If I have an array of values:
numbers = np.array([1, 2, 4, 5])
and a vector:
vector = np.array([1, 0, 1])
How do I multiply the vector by the value array to get the following:
vector_array = np.array([[1, 0, 1], [2, 0, 2], [4, 0, 4], [5, 0, 5]])
I have tried to do this using matmul by doing the following:
vector_array = vector[..., None]@numbers
and:
vector_array = vector.T@numbers
I expect to get column vectors which I can then transpose, however instead I get this output:
Option 1:
vector_array = vector[..., None]@numbers
ValueError: matmul: Input operand 1 has a mismatch in its core dimension 0, with gufunc signature (n?,k),(k,m?)->(n?,m?) (size 2 is different from 1)
Option 2:
vector_array = vector.T@numbers
ValueError: matmul: Input operand 1 has a mismatch in its core dimension 0, with gufunc signature (n?,k),(k,m?)->(n?,m?) (size 2 is different from 3)

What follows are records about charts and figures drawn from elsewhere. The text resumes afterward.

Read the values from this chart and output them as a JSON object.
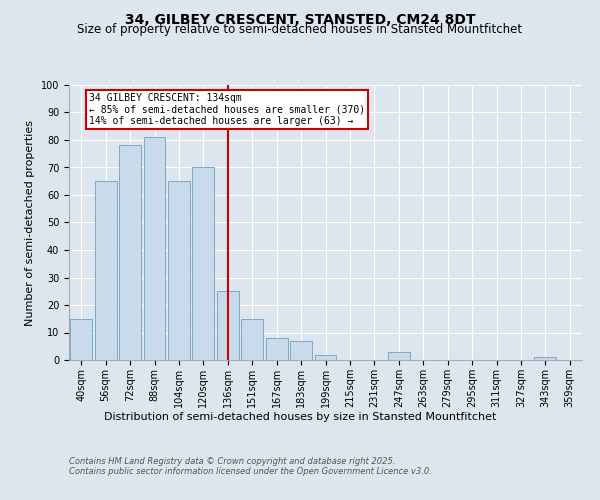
{
  "title": "34, GILBEY CRESCENT, STANSTED, CM24 8DT",
  "subtitle": "Size of property relative to semi-detached houses in Stansted Mountfitchet",
  "xlabel": "Distribution of semi-detached houses by size in Stansted Mountfitchet",
  "ylabel": "Number of semi-detached properties",
  "categories": [
    "40sqm",
    "56sqm",
    "72sqm",
    "88sqm",
    "104sqm",
    "120sqm",
    "136sqm",
    "151sqm",
    "167sqm",
    "183sqm",
    "199sqm",
    "215sqm",
    "231sqm",
    "247sqm",
    "263sqm",
    "279sqm",
    "295sqm",
    "311sqm",
    "327sqm",
    "343sqm",
    "359sqm"
  ],
  "values": [
    15,
    65,
    78,
    81,
    65,
    70,
    25,
    15,
    8,
    7,
    2,
    0,
    0,
    3,
    0,
    0,
    0,
    0,
    0,
    1,
    0
  ],
  "bar_color": "#c9daea",
  "bar_edge_color": "#7aaac8",
  "vline_color": "#cc0000",
  "vline_pos": 6,
  "annotation_box_title": "34 GILBEY CRESCENT: 134sqm",
  "annotation_line1": "← 85% of semi-detached houses are smaller (370)",
  "annotation_line2": "14% of semi-detached houses are larger (63) →",
  "annotation_box_color": "#cc0000",
  "ylim": [
    0,
    100
  ],
  "yticks": [
    0,
    10,
    20,
    30,
    40,
    50,
    60,
    70,
    80,
    90,
    100
  ],
  "background_color": "#dde5ee",
  "plot_bg_color": "#dde5ee",
  "footer1": "Contains HM Land Registry data © Crown copyright and database right 2025.",
  "footer2": "Contains public sector information licensed under the Open Government Licence v3.0.",
  "title_fontsize": 10,
  "subtitle_fontsize": 8.5,
  "xlabel_fontsize": 8,
  "ylabel_fontsize": 8,
  "tick_fontsize": 7,
  "footer_fontsize": 6,
  "annot_fontsize": 7
}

How can I force matmul to behave in the expected way and multiply the column vector by the row vector to give me a matrix? Is there another function I should be using?

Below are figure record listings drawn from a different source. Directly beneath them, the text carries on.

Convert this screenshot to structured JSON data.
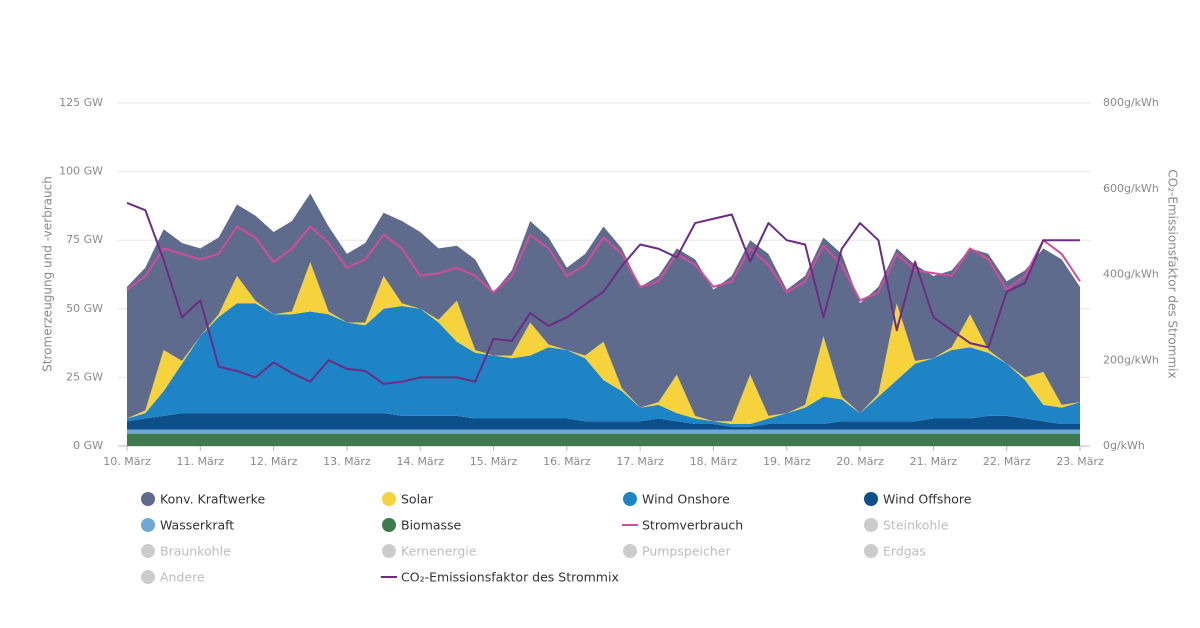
{
  "chart_data": {
    "type": "stacked_area",
    "ylabel": "Stromerzeugung und -verbrauch",
    "y2label": "CO₂-Emissionsfaktor des Strommix",
    "x": [
      10,
      10.25,
      10.5,
      10.75,
      11,
      11.25,
      11.5,
      11.75,
      12,
      12.25,
      12.5,
      12.75,
      13,
      13.25,
      13.5,
      13.75,
      14,
      14.25,
      14.5,
      14.75,
      15,
      15.25,
      15.5,
      15.75,
      16,
      16.25,
      16.5,
      16.75,
      17,
      17.25,
      17.5,
      17.75,
      18,
      18.25,
      18.5,
      18.75,
      19,
      19.25,
      19.5,
      19.75,
      20,
      20.25,
      20.5,
      20.75,
      21,
      21.25,
      21.5,
      21.75,
      22,
      22.25,
      22.5,
      22.75,
      23
    ],
    "xlim": [
      10,
      23
    ],
    "xticks": [
      {
        "value": 10,
        "label": "10. März"
      },
      {
        "value": 11,
        "label": "11. März"
      },
      {
        "value": 12,
        "label": "12. März"
      },
      {
        "value": 13,
        "label": "13. März"
      },
      {
        "value": 14,
        "label": "14. März"
      },
      {
        "value": 15,
        "label": "15. März"
      },
      {
        "value": 16,
        "label": "16. März"
      },
      {
        "value": 17,
        "label": "17. März"
      },
      {
        "value": 18,
        "label": "18. März"
      },
      {
        "value": 19,
        "label": "19. März"
      },
      {
        "value": 20,
        "label": "20. März"
      },
      {
        "value": 21,
        "label": "21. März"
      },
      {
        "value": 22,
        "label": "22. März"
      },
      {
        "value": 23,
        "label": "23. März"
      }
    ],
    "ylim": [
      0,
      125
    ],
    "yticks": [
      {
        "value": 0,
        "label": "0 GW"
      },
      {
        "value": 25,
        "label": "25 GW"
      },
      {
        "value": 50,
        "label": "50 GW"
      },
      {
        "value": 75,
        "label": "75 GW"
      },
      {
        "value": 100,
        "label": "100 GW"
      },
      {
        "value": 125,
        "label": "125 GW"
      }
    ],
    "y2lim": [
      0,
      800
    ],
    "y2ticks": [
      {
        "value": 0,
        "label": "0g/kWh"
      },
      {
        "value": 200,
        "label": "200g/kWh"
      },
      {
        "value": 400,
        "label": "400g/kWh"
      },
      {
        "value": 600,
        "label": "600g/kWh"
      },
      {
        "value": 800,
        "label": "800g/kWh"
      }
    ],
    "grid": true,
    "series": [
      {
        "name": "Konv. Kraftwerke",
        "color": "#5e6b8d",
        "render": "area",
        "values": [
          48,
          52,
          44,
          43,
          32,
          28,
          26,
          31,
          30,
          33,
          25,
          31,
          25,
          29,
          23,
          30,
          28,
          26,
          20,
          33,
          23,
          31,
          37,
          39,
          30,
          37,
          42,
          51,
          44,
          46,
          46,
          57,
          48,
          53,
          49,
          59,
          45,
          47,
          36,
          52,
          40,
          39,
          20,
          35,
          30,
          28,
          24,
          35,
          30,
          39,
          45,
          53,
          42
        ]
      },
      {
        "name": "Solar",
        "color": "#f6d33c",
        "render": "area",
        "values": [
          0,
          1,
          15,
          1,
          0,
          1,
          10,
          1,
          0,
          1,
          18,
          1,
          0,
          1,
          12,
          1,
          0,
          1,
          15,
          1,
          0,
          1,
          12,
          1,
          0,
          1,
          14,
          1,
          0,
          1,
          14,
          1,
          0,
          1,
          18,
          1,
          0,
          1,
          22,
          1,
          0,
          1,
          28,
          1,
          0,
          1,
          12,
          1,
          0,
          1,
          12,
          1,
          0
        ]
      },
      {
        "name": "Wind Onshore",
        "color": "#1e84c6",
        "render": "area",
        "values": [
          1,
          2,
          9,
          18,
          28,
          35,
          40,
          40,
          36,
          36,
          37,
          36,
          33,
          32,
          38,
          40,
          39,
          34,
          27,
          24,
          23,
          22,
          23,
          26,
          25,
          23,
          15,
          11,
          5,
          5,
          3,
          2,
          1,
          1,
          1,
          2,
          4,
          6,
          10,
          8,
          3,
          9,
          15,
          21,
          22,
          25,
          26,
          23,
          19,
          14,
          6,
          6,
          8
        ]
      },
      {
        "name": "Wind Offshore",
        "color": "#0c4f8b",
        "render": "area",
        "values": [
          3,
          4,
          5,
          6,
          6,
          6,
          6,
          6,
          6,
          6,
          6,
          6,
          6,
          6,
          6,
          5,
          5,
          5,
          5,
          4,
          4,
          4,
          4,
          4,
          4,
          3,
          3,
          3,
          3,
          4,
          3,
          2,
          2,
          1,
          1,
          2,
          2,
          2,
          2,
          3,
          3,
          3,
          3,
          3,
          4,
          4,
          4,
          5,
          5,
          4,
          3,
          2,
          2
        ]
      },
      {
        "name": "Wasserkraft",
        "color": "#6ea8d3",
        "render": "area",
        "values": [
          1.5,
          1.5,
          1.5,
          1.5,
          1.5,
          1.5,
          1.5,
          1.5,
          1.5,
          1.5,
          1.5,
          1.5,
          1.5,
          1.5,
          1.5,
          1.5,
          1.5,
          1.5,
          1.5,
          1.5,
          1.5,
          1.5,
          1.5,
          1.5,
          1.5,
          1.5,
          1.5,
          1.5,
          1.5,
          1.5,
          1.5,
          1.5,
          1.5,
          1.5,
          1.5,
          1.5,
          1.5,
          1.5,
          1.5,
          1.5,
          1.5,
          1.5,
          1.5,
          1.5,
          1.5,
          1.5,
          1.5,
          1.5,
          1.5,
          1.5,
          1.5,
          1.5,
          1.5
        ]
      },
      {
        "name": "Biomasse",
        "color": "#3f7a4f",
        "render": "area",
        "values": [
          4.5,
          4.5,
          4.5,
          4.5,
          4.5,
          4.5,
          4.5,
          4.5,
          4.5,
          4.5,
          4.5,
          4.5,
          4.5,
          4.5,
          4.5,
          4.5,
          4.5,
          4.5,
          4.5,
          4.5,
          4.5,
          4.5,
          4.5,
          4.5,
          4.5,
          4.5,
          4.5,
          4.5,
          4.5,
          4.5,
          4.5,
          4.5,
          4.5,
          4.5,
          4.5,
          4.5,
          4.5,
          4.5,
          4.5,
          4.5,
          4.5,
          4.5,
          4.5,
          4.5,
          4.5,
          4.5,
          4.5,
          4.5,
          4.5,
          4.5,
          4.5,
          4.5,
          4.5
        ]
      },
      {
        "name": "Stromverbrauch",
        "color": "#d24c9b",
        "render": "line",
        "values": [
          57,
          62,
          72,
          70,
          68,
          70,
          80,
          76,
          67,
          72,
          80,
          74,
          65,
          68,
          77,
          72,
          62,
          63,
          65,
          62,
          56,
          62,
          77,
          72,
          62,
          66,
          76,
          70,
          58,
          60,
          70,
          66,
          58,
          60,
          72,
          66,
          56,
          60,
          73,
          66,
          53,
          56,
          70,
          64,
          63,
          62,
          72,
          68,
          57,
          62,
          75,
          70,
          60
        ]
      },
      {
        "name": "Steinkohle",
        "color": "#cccccc",
        "render": "none"
      },
      {
        "name": "Braunkohle",
        "color": "#cccccc",
        "render": "none"
      },
      {
        "name": "Kernenergie",
        "color": "#cccccc",
        "render": "none"
      },
      {
        "name": "Pumpspeicher",
        "color": "#cccccc",
        "render": "none"
      },
      {
        "name": "Erdgas",
        "color": "#cccccc",
        "render": "none"
      },
      {
        "name": "Andere",
        "color": "#cccccc",
        "render": "none"
      },
      {
        "name": "CO₂-Emissionsfaktor des Strommix",
        "color": "#6b2c83",
        "render": "line",
        "axis": "y2",
        "values": [
          567,
          550,
          434,
          300,
          340,
          185,
          175,
          160,
          195,
          170,
          150,
          200,
          180,
          175,
          145,
          150,
          160,
          160,
          160,
          150,
          250,
          245,
          310,
          280,
          300,
          330,
          360,
          420,
          470,
          460,
          440,
          520,
          530,
          540,
          430,
          520,
          480,
          470,
          300,
          460,
          520,
          480,
          270,
          430,
          300,
          270,
          240,
          230,
          360,
          380,
          480,
          480,
          480
        ]
      }
    ]
  }
}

CodePudding user response:
Use numpy broadcasting:
vector_array = vector * numbers[:, None]
Output:
>>> vector_array
array([[1, 0, 1],
[2, 0, 2],
[4, 0, 4],
[5, 0, 5]])
To understand it, look at numbers[:, None]
:
>>> numbers
array([1, 2, 4, 5])
>>> numbers[:, None]
array([[1],
[2],
[4],
[5]])
So basically vector * numbers[:, None]
multiplies vector
by each element of numbers
.
CodePudding user response:
One possibility different from the one given by @richardec is to use numpy.outer
:
numpy.outer(numbers, normal) = np.array([[1, 0, 1], [2, 0, 2], [4, 0, 4], [5, 0, 5]])
As required, not sure which of the two methods is faster though.